MRI is highly sensitive and specific, but it has also been shown to identify bone marrow edema in asymptomatic athletes, raising the suspicion that MRI may overclassify some patients. 3 In our sample, 26 participants reported pain in 1 tibia when presenting for an evaluation, while the clinical examination and MRI identified 15 of 26 contralateral asymptomatic tibias that had evidence of a BSI. This finding raises the possibility that athletes who claim to be asymptomatic may actually have positive findings on a clinical examination and MRI. Exercising adolescents who repetitively stress their bone may actually develop evidence of an injury that does not result in an expression of frank pain. Clinical testing may stress the bone sufficiently to induce positive findings, and MRI may help to identify those who may have bone marrow edema despite no day-to-day symptoms. This finding further underscores the confusion that exists regarding the injury process involved with BSIs. A total of 16 (12%) tibias were reported to be symptomatic but showed no evidence of an injury on MRI and were graded as 0. There were 4 female participants who scored >17 of 29 on the SPSS but who had no evidence of a BSI on MRI. Our experience indicates that there is a subset of patients, mostly female, who demonstrate significant pain and dysfunction that is evident on a clinical examination but not seen on MRI. This finding highlights the need to explore other imaging measures for identifying the source of pain and dysfunction found during a clinical examination in these patients.
Limitations
This study has several limitations that should be noted. We evaluated athletic adolescents with a history of >1 week of shin pain, with no direct comparison with a healthy adolescent control group to limit selection bias. Future studies should compare performance of the SPSS with a healthy adolescent control group.

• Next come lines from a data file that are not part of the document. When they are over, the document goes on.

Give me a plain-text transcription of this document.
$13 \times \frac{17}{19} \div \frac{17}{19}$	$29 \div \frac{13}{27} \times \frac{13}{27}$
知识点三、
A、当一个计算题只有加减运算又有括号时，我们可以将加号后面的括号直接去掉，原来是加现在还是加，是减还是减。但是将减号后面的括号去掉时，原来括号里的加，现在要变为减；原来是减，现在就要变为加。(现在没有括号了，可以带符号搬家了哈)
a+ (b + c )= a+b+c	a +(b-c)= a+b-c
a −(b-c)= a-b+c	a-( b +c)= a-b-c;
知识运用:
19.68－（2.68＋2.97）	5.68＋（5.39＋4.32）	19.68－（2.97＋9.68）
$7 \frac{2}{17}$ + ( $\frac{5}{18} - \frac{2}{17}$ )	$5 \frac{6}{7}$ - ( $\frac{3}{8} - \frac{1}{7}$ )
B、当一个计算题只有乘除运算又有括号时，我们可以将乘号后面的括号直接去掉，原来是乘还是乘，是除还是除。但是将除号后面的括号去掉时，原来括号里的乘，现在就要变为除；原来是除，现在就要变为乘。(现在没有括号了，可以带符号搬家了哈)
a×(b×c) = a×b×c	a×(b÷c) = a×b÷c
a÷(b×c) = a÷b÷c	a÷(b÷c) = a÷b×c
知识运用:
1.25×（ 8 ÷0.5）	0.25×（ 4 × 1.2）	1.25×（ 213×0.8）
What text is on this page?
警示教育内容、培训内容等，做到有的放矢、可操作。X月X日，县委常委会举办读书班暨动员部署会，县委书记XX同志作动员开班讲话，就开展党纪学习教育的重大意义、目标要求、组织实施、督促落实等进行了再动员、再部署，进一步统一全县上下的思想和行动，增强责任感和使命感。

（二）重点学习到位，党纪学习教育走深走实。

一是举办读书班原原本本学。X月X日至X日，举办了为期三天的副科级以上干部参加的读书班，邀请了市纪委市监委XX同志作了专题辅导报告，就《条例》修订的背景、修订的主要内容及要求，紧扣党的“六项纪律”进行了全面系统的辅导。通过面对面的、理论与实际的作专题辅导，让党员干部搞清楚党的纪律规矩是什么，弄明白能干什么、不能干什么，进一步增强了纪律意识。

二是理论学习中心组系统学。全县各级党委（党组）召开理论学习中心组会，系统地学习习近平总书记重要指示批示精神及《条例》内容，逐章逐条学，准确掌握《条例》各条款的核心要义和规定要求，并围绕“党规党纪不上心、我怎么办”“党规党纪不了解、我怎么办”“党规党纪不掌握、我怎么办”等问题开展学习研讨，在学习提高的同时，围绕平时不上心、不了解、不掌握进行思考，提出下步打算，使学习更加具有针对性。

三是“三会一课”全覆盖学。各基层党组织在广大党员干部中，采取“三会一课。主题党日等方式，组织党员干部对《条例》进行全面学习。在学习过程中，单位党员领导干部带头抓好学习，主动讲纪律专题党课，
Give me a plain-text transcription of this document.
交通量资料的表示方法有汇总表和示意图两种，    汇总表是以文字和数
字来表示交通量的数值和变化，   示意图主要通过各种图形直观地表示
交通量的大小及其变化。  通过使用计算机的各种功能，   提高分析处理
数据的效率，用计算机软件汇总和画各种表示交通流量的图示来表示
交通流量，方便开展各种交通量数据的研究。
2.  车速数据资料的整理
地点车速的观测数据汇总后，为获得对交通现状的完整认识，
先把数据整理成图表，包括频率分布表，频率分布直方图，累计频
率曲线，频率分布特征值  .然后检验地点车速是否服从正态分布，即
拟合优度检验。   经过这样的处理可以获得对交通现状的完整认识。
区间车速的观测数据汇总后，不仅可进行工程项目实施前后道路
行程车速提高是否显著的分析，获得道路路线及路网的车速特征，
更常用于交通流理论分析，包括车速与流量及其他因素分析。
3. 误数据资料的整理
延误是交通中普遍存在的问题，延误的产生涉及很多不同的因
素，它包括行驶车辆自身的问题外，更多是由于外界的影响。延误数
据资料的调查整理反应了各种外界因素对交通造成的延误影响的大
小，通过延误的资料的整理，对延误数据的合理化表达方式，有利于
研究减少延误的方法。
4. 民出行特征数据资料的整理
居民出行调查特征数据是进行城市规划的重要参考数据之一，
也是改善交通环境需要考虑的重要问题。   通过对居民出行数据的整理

The utilization of 3 categories versus 5 (MRI grades 0-4) was recommended after conducting statistical analysis because of the low number of reported grade 1 and grade 4 injuries, which resulted in a better predictive model. Statistical analysis showed a better ability to discriminate between sexes and MRI grades when using 3 categories versus 5. However, the number of SPSS classifications may change with an increase in sample size, with more male participants and particularly participants with grade 1 and 4 injuries. In light of these limitations, this study serves as a good pilot study that can stimulate further research and validation.
Conclusion
The SPSS is a potentially valid method to identify tibial BSIs given the sensitivity and NPV and PPV. It also provides helpful categorization to alert clinicians to the presence of a BSI and direct further diagnostics and/or interventions. The SPSS should be considered as an additional tool to use when evaluating adolescents with atraumatic tibial BSIs. Further studies are necessary to confirm our findings.
Footnotes
One or more of the authors has declared the following potential conflict of interest or source of funding: University Orthopaedic Associates provided free use of their MRI equipment for some of the study participants. C.J.G. has received research support from the Musculoskeletal Transplant Foundation and educational support from Arthrex. AOSSM checks author disclosures against the Open Payments Database (OPD). AOSSM has not conducted an independent investigation on the OPD and disclaims any liability or responsibility relating thereto.
Ethical approval for this study was obtained from the Rutgers University Institutional Review Board (20140000950).